Pseudoplesiops wassi
- Conservation status: Least Concern (IUCN 3.1)

Scientific classification
- Kingdom: Animalia
- Phylum: Chordata
- Class: Actinopterygii
- Order: Blenniiformes
- Family: Pseudochromidae
- Genus: Pseudoplesiops
- Species: P. wassi
- Binomial name: Pseudoplesiops wassi Gill & Edwards, 2003

= Pseudoplesiops wassi =

- Authority: Gill & Edwards, 2003
- Conservation status: LC

Species of fish

Pseudoplesiops wassi, the fleckfin dottyback or Wass's dottyback, is a species of dottyback fish. It is found associated with coral reefs and other rocky coastal habitats in a large part of the south-western Pacific including the Great Barrier Reef, the Coral Sea, the Caroline Islands, the Bismarck Archipelago, Vanuatu, Fiji, Rotuma, Tonga, Samoa, and the Solomon Islands. The specific name honours the fisheries biologist Richard C. Wass.

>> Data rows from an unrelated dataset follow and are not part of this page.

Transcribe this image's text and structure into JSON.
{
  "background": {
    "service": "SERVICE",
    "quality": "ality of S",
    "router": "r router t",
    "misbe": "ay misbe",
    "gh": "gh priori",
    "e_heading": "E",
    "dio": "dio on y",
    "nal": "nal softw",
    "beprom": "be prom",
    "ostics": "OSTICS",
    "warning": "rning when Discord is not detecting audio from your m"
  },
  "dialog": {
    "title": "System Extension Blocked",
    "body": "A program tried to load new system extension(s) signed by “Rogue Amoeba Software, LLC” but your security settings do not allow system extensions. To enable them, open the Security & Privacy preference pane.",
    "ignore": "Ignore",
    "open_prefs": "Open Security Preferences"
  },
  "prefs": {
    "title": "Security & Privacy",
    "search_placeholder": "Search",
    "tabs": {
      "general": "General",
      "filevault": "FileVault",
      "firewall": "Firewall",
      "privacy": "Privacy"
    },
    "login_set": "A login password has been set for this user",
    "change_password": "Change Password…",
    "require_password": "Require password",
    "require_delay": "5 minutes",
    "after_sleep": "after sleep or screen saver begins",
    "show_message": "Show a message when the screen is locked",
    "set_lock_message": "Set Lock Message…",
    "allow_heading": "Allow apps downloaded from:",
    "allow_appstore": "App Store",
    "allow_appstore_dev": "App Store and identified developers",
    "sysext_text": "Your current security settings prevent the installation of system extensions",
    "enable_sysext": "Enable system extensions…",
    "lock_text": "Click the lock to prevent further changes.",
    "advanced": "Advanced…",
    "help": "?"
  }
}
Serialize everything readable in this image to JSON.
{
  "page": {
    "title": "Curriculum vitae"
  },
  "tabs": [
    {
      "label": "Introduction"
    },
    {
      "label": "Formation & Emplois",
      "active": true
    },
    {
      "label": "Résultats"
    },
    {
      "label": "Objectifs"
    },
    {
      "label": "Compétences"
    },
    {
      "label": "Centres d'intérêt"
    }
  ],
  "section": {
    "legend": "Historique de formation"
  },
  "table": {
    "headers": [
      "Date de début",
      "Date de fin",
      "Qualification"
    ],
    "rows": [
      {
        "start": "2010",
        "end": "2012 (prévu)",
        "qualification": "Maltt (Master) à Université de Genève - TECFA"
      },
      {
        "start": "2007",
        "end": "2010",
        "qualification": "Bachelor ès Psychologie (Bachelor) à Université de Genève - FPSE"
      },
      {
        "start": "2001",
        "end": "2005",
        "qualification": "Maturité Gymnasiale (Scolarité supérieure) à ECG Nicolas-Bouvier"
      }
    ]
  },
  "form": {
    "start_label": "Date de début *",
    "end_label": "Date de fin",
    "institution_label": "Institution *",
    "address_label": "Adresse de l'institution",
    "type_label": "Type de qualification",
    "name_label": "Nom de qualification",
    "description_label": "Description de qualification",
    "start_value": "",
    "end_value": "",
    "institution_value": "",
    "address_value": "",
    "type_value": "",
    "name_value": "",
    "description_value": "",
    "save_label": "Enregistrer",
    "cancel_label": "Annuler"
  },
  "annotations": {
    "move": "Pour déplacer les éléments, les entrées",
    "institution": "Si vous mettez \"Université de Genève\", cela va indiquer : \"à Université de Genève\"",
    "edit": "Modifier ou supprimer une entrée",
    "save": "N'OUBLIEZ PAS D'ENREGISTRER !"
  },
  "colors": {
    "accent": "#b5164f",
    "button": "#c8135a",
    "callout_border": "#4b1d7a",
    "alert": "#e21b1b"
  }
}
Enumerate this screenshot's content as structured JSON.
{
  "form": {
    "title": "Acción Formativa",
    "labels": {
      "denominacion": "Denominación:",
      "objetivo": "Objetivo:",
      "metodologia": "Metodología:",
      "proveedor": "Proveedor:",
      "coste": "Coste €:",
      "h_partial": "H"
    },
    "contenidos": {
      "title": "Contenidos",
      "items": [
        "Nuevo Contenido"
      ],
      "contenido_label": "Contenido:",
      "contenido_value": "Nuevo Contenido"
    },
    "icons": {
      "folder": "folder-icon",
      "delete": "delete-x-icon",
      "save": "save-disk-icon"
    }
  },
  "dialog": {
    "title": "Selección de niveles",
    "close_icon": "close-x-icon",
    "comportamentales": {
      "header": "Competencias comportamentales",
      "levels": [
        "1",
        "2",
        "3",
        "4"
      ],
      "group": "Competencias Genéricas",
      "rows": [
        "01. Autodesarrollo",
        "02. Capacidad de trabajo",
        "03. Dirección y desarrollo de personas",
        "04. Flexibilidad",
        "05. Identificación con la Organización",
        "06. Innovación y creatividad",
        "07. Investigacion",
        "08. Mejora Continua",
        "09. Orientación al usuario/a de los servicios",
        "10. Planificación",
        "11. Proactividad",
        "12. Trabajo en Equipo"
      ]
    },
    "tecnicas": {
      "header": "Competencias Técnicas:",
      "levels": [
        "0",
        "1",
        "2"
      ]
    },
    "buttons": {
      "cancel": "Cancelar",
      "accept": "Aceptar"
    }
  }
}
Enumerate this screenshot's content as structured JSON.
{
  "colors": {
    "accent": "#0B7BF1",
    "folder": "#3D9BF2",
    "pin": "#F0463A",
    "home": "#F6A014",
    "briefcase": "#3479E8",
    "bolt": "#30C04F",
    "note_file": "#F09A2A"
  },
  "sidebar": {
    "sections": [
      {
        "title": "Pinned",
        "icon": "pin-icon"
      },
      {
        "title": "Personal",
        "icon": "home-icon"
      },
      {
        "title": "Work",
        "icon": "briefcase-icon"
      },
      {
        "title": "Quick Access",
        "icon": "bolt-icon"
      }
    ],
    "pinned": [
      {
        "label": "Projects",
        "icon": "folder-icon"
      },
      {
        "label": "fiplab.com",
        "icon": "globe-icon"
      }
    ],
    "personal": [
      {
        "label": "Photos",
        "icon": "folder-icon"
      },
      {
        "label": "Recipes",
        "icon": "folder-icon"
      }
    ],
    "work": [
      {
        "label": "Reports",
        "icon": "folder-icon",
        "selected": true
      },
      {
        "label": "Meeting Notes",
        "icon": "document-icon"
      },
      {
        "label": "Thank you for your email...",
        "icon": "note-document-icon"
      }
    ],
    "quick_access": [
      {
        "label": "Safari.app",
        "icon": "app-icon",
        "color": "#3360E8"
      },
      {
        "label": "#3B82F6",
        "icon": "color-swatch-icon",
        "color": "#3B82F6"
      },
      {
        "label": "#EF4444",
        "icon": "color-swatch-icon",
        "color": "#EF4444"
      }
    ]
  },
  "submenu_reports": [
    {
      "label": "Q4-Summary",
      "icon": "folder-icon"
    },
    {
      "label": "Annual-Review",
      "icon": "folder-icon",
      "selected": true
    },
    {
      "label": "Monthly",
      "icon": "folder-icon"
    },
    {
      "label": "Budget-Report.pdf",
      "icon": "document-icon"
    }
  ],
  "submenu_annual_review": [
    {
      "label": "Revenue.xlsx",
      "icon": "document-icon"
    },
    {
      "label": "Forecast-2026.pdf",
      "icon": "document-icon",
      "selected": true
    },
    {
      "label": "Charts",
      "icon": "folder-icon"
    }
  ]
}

This rather variable but always brilliantly coloured species shares with Pseudoplesiops collare a higher number (14) of precaudal vertebrae than other members of the genus and differs markedly from that species in colour, having prominent blue spots at the base of the dorsal and anal fins. Pseudoplesiops wassi grows to around 30 mm standard length.